For the Notebook, Leo Robson interviews George M. Wilson, whose Narration in Light (1986) “remains one of the great achievements of film criticism—a classic to compare with Gilberto Perez’s The Material Ghost and V. F. Perkins’s Film as Film.” Wilson: “My taste in movies was heavily influenced by the Cahiers authors, by Sarris’s little book on the American cinema, and even more by essays from the Movie group” in England. “I did share the view that movies of considerable subtlety, elegance, and complexity had been made within the forms that governed popular film making in Hollywood, and it was my ambition to show that this point could be established by the type of close, holistic interpretation that I favored. I had no systematic animus against the great European directors of the period, e.g., Bergman and Antonioni, but it was not controversial that their significance and merit would be elucidated only by suitable modes of film analysis. However, it was at that time still controversial that comparable claims could be made for, say, Nicholas Ray or American Lang.”

Jacob Siefring is currently translating Pierre Senges’s 2015 book Achab (séquelles), a sequel to Moby-Dick in which, “after the wreck of the Pequod, Captain Ahab found his way to Manhattan and turned his back on the high seas for good.” He winds up in Hollywood, where “he tries to sell his epic story to the highest bidder.
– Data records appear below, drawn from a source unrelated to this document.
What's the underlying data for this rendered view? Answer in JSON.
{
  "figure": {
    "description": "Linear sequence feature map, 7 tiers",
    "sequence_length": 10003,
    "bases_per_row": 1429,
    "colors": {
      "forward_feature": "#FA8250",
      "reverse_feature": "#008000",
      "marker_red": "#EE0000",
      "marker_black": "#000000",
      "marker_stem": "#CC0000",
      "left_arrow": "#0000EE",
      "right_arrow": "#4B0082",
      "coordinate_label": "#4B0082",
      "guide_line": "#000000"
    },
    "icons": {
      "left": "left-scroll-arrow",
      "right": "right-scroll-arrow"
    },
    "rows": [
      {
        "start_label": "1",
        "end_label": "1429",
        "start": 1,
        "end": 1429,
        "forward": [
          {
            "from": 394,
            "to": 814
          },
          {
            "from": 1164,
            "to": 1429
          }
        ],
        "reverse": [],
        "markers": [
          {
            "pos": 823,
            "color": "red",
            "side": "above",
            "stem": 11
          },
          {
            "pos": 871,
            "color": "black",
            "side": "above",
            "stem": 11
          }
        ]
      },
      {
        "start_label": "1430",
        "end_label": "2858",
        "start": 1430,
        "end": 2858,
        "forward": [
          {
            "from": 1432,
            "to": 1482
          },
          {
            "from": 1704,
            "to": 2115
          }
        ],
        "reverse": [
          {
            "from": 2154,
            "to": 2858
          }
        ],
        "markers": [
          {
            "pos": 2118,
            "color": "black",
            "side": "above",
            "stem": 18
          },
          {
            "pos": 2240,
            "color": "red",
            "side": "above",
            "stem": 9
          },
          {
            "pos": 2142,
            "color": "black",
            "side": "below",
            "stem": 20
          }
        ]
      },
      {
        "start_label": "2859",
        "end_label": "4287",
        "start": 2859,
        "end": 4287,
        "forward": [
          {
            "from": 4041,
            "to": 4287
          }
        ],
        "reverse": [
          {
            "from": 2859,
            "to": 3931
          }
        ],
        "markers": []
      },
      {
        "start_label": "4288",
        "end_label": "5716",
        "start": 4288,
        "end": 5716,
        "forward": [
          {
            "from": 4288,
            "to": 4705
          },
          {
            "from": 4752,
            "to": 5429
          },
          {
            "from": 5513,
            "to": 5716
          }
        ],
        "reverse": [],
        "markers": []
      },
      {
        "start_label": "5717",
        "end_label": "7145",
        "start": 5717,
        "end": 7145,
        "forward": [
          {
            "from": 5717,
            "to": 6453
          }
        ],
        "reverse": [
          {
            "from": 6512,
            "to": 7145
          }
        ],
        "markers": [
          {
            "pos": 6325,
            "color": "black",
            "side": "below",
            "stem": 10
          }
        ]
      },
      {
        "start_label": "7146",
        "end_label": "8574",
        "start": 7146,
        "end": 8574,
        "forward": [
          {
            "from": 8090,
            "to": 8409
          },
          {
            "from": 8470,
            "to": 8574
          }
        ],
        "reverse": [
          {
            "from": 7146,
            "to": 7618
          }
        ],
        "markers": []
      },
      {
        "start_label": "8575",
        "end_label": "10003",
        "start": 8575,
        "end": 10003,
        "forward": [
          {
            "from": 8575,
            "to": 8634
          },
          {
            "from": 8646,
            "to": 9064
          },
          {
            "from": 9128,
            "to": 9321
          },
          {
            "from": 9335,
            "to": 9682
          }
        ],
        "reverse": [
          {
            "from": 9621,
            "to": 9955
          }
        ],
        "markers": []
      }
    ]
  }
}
This development brings the White Whale to theaters and to cinemas, ushering in an eclectic cast of characters that includes Cole Porter, Billy Wilder, Josef von Sternberg, F. Scott Fitzgerald, and, as we see in the following excerpt [at BOMB], Orson Welles.”

“On film, he could smoothly capture the rhythms of the everyday that he had to work at more spasmodically in his novels.” Writing for the Los Angeles Review of Books, Daniel Felsenthal revisits the novels of Pier Paolo Pasolini.

Mediapolis reviews editor Noelle Griffis talks with Pamela Robertson Wojcik about her new book, Fantasies of Neglect: Imagining the Urban Child in American Film and Fiction.

The Andy Warhol Museum’s announced that a new book, Andy Warhol’s The Chelsea Girls, out in April, will be an in-depth look at Warhol’s 1966 work, “including numerous stills from the newly digitized film, never-before-published transcripts, unpublished archival materials, and expanded information about each of the individual films that comprise Warhol’s most well-known film.”

September will see the publication—in French—of the diaries Jane Birkin has kept since she was twelve, reports the AFP.

“It is inherently uncomfortable to witness the subjection of anarchic youth to oppressive power,” writes Hailey Maxwell for 3:AM, and Larry Clark “salts a wound. . . . Clark’s photobook Tulsa (1971) documents the artist’s own coming of age in Oklahoma, as the utopian optimism of the sixties declined into malcontent in the markedly less economically optimistic decade that followed.”

For those who read Spanish, the collection of essays Jean-Marie Straub y Danièle Huillet. Hacer la revolución es volver a colocar en su sitio cosas muy antiguas pero olvidadas is available as a free download. Via Rubén Higueras.